The Mexicans conceived the universe as a four petal great flower, at the center of which was Tenochtitlan. Each petal represented one of the four cardinal points; the region to the east was symbolized by the acatl glyph (cane), the west by calli (house), the north by tecpatl (flint stone knife) and the south by tochitl (rabbit). As an inherited Toltec tradition, they worshiped the Sun, deity that governed life of all beings and thought that human hearts were required to please him in addition to the blood on prisoner soldiers.

For that reason, every 52 years, when the beginning of the calendars (Civil and Religious) coincided, the sacerdotal class performed the New Fire ceremony, to prevent the Sun’s death, as they thought, would cause total darkness of the universe, allowing the sprouting of tsitsimeme, entities that ate human beings.

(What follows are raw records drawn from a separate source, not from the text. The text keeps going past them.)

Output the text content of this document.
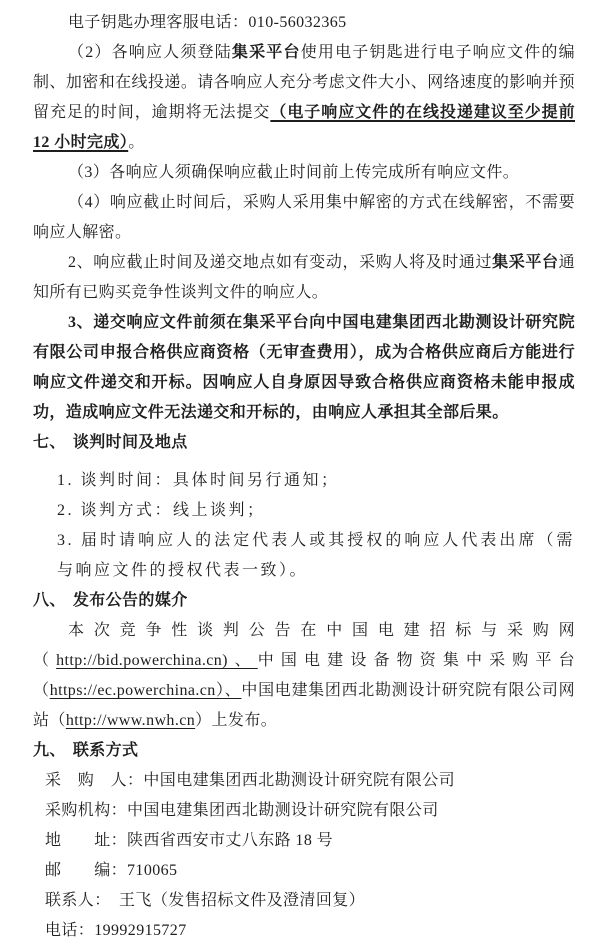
电子钥匙办理客服电话：010-56032365

（2）各响应人须登陆集采平台使用电子钥匙进行电子响应文件的编制、加密和在线投递。请各响应人充分考虑文件大小、网络速度的影响并预留充足的时间，逾期将无法提交（电子响应文件的在线投递建议至少提前 12 小时完成）。

（3）各响应人须确保响应截止时间前上传完成所有响应文件。

（4）响应截止时间后，采购人采用集中解密的方式在线解密，不需要响应人解密。

2、响应截止时间及递交地点如有变动，采购人将及时通过集采平台通知所有已购买竞争性谈判文件的响应人。

3、递交响应文件前须在集采平台向中国电建集团西北勘测设计研究院有限公司申报合格供应商资格（无审查费用），成为合格供应商后方能进行响应文件递交和开标。因响应人自身原因导致合格供应商资格未能申报成功，造成响应文件无法递交和开标的，由响应人承担其全部后果。

七、 谈判时间及地点
1. 谈判时间：具体时间另行通知；
2. 谈判方式：线上谈判；
3. 届时请响应人的法定代表人或其授权的响应人代表出席（需与响应文件的授权代表一致）。
八、 发布公告的媒介

本次竞争性谈判公告在中国电建招标与采购网（http://bid.powerchina.cn)、中国电建设备物资集中采购平台（https://ec.powerchina.cn）、中国电建集团西北勘测设计研究院有限公司网站（http://www.nwh.cn）上发布。

九、 联系方式
采　购　人：中国电建集团西北勘测设计研究院有限公司
采购机构：中国电建集团西北勘测设计研究院有限公司
地　　址：陕西省西安市丈八东路 18 号
邮　　编：710065
联系人：　王飞（发售招标文件及澄清回复）
电话：19992915727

At dusk of the great day the main priests wore their best clothes and headed by the priest of Copilco, went to the top of Huizachtecatl to initiate the ceremony. Previously, a prisoner was placed in the main temple altar, and when the time came, a log or mamahuastli was placed on his chest and set on fire to ignite the New Fire; meanwhile, Tenochtitlan and towns surrounding the great lake remained in complete darkness. The Copilco priest took the fire from the chest and transmitted it to a bonfire. Later the prisoner was sacrificed, his heart extracted and thrown into the flames. There were messengers responsible to deliver torches lit with the New Fire to priests of towns that had attended the ceremony at Huizachtecatl.

At Tenochtitlan the fire was placed before the main deity, from where it was taken to other Gods temples, and from there to people’s quarters.

Based on archeological investigations, Colhuas were the first to use the top of the hill for the New Fire or Toxiuhmopolli ceremony; historical sources indicate that four such ceremonies took place; in 1351, 1403, 1455 and 1507. Tenochtitlan was conquered before the fifth ceremony could take place.